In a way, it’s easier to appreciate the players when a band omits a Dio or a Halford, and Arch Enemy is a good example. For all its harshness, Gossow’s voice has a certain transparency that allows you to hear the group’s instrumental structures, which are unfailingly ingenious. I put three Gossow-era Arch Enemy albums on random play, and here’s what I heard.

There were intriguingly mixed-up rhythms, as on “Saints and Sinners” and “Rise of the Tyrant.” There was speed metal of the “Painkiller” (Priest) and “Exorcist” (Friedkin) varieties, as on “Silent Wars” and “The Great Darkness.” There were grand, massive keyboards and bloody-eyed lyricism, as on “We Will Rise.” There were Maiden-style twin guitars, as on “Enemy Within” and “Burning Angel.”

And along with all this heavy-metal aggro, ax brothers Michael and Christopher Amott love their Elton John -- it’s undeniable after you’ve heard “Vultures” and “Intermezzo Liberte,” which scare up memories of EJ’s “Funeral for a Friend.” Plus, they enjoy sprinkling in lovely instrumental intros, and even occasional entirely voxless plaints such as “Marching on a Dead End Road,” “Anthem” and “Snow Bound.”
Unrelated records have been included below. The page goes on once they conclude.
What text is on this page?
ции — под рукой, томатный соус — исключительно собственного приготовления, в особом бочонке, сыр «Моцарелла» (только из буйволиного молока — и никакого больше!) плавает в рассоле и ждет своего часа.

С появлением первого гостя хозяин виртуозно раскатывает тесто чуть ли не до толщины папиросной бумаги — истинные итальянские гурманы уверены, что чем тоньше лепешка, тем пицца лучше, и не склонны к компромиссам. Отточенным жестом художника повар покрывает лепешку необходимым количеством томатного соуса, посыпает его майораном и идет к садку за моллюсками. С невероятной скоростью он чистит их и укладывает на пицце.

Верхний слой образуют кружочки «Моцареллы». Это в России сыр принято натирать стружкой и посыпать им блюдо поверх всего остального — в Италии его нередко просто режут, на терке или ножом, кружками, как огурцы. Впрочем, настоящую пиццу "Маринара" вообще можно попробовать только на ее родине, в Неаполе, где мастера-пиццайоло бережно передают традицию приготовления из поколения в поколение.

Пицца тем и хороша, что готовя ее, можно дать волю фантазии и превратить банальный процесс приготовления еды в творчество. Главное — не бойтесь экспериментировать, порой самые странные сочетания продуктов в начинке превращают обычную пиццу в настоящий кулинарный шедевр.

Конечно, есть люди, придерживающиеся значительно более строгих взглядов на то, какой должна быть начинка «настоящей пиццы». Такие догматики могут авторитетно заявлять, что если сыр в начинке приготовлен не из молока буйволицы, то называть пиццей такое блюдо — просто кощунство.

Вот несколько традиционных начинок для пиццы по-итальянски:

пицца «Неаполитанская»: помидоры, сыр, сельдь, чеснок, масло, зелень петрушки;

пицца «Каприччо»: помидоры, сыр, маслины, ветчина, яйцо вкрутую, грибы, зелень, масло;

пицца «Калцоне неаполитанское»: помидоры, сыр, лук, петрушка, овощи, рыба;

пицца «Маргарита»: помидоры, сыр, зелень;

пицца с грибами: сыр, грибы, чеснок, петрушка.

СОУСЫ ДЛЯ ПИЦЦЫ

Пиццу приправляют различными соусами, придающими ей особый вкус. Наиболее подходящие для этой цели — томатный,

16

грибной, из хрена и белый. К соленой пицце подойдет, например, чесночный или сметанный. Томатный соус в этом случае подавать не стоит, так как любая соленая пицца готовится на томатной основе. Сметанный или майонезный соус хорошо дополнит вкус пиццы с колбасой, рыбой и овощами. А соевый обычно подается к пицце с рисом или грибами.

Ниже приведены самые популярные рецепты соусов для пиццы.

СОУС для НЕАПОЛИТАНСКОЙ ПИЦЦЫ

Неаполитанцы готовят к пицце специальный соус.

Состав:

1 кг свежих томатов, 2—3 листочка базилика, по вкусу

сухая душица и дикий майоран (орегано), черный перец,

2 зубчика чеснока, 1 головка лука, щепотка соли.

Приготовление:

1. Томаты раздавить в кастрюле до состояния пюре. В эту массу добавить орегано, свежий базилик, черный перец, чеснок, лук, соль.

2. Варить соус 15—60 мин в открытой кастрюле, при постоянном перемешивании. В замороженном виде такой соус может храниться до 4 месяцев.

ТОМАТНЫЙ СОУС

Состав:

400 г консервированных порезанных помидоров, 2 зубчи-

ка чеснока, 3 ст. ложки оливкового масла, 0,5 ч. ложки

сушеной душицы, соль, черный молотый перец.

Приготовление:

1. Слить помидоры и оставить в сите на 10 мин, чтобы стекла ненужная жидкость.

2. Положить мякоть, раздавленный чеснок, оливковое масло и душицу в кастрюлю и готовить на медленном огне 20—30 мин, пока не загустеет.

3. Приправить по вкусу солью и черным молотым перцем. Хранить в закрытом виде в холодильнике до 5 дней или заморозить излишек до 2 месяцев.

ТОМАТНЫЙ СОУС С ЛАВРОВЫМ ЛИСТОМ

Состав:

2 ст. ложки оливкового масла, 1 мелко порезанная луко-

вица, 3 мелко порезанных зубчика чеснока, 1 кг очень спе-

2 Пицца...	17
Except for a brief absence, the fearsomely intelligent Daniel Erlandsson has been Arch Enemy’s drummer since the beginning -- he knows how to keep the background moving, and though he can devote full fury to his double kick, he never bores you with it. Bassist Sharlee D’Angelo, onboard almost as long, has grown virtually indistinguishable from Erlandsson, which is genius of its own kind. Together with the Amotts’ precision orchaxtration and leaping lead work, they rock like hell.

So, Ms. Gossow, my future wish is to serve you. I’ll take my beating now.